Treasury bonds and regular savings "inverted" and saving money may be more cost-effective
Although the yields of treasury bonds continue to decline, the sense of stability and security brought by "Golden-bian bonds" have many fans in the market, and they are almost instantly sold out for periods.
So, are there any products with higher returns on the market? For risk-averse investors, savings products included in deposit insurance are also "hot cakes".
reporter checked the official information of major banks and found that the whole deposit and withdrawal savings products launched by many banks are slightly higher than those of treasury bonds, and the yields of treasury bonds are inverted with regular savings. For example, Changsha Bank , Huarong Xiangjiang Bank 3-year and 5-year deposit and withdrawal deposit interest rates are 3.4%, and the 3-year interest rate of Bank of Communications is 3.35%, which is still 0.3% and 0.35% higher than the 3.05% interest rate of 3-year treasury bonds.
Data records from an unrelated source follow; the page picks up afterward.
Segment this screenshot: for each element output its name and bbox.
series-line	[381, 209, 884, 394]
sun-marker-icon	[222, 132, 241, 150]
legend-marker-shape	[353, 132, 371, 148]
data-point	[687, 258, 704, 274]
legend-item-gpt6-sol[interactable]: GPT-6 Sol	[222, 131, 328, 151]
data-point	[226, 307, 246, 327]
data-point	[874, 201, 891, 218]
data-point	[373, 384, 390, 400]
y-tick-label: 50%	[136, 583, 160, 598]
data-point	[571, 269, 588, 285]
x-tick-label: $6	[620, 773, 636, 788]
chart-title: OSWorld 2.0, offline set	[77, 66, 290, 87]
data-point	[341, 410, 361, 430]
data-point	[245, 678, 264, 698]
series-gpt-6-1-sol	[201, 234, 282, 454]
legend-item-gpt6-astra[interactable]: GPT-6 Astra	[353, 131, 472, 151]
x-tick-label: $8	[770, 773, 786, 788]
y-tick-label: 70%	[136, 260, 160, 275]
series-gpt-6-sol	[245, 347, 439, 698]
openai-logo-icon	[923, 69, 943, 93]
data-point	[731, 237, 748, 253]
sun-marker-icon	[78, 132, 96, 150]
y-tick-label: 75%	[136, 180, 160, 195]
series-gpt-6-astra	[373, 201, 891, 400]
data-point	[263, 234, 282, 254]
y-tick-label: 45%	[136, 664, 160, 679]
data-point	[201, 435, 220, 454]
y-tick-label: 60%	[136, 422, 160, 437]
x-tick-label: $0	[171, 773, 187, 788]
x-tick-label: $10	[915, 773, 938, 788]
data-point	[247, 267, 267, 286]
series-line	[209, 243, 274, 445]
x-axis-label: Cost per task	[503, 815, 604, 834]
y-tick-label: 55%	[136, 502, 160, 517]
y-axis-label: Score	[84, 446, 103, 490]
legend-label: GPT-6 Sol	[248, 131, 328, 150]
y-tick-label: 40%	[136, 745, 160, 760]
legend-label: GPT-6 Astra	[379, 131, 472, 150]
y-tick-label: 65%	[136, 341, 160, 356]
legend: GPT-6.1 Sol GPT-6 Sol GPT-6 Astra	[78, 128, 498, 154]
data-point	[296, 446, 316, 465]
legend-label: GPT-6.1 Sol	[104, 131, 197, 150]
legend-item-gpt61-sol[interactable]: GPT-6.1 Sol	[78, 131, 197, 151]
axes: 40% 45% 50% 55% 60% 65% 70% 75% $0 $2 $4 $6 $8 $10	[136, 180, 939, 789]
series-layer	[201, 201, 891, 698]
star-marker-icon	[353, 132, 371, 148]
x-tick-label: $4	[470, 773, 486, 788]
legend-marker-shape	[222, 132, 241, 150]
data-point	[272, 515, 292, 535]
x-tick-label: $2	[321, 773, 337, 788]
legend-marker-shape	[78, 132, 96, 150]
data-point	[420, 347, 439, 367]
also has 100,000 yuan in funds, with a 3-year fixed deposit income of 10,050 to 10,200 yuan, and a cumulative income of 3-year treasury bonds of 9,150 yuan, and the former's income is 900 to 1,050 yuan. Moreover, unlike savings treasury bonds that have quota restrictions, savings deposits are supplied in large quantities, citizens can compare their investments and pay attention to the savings products launched by banks.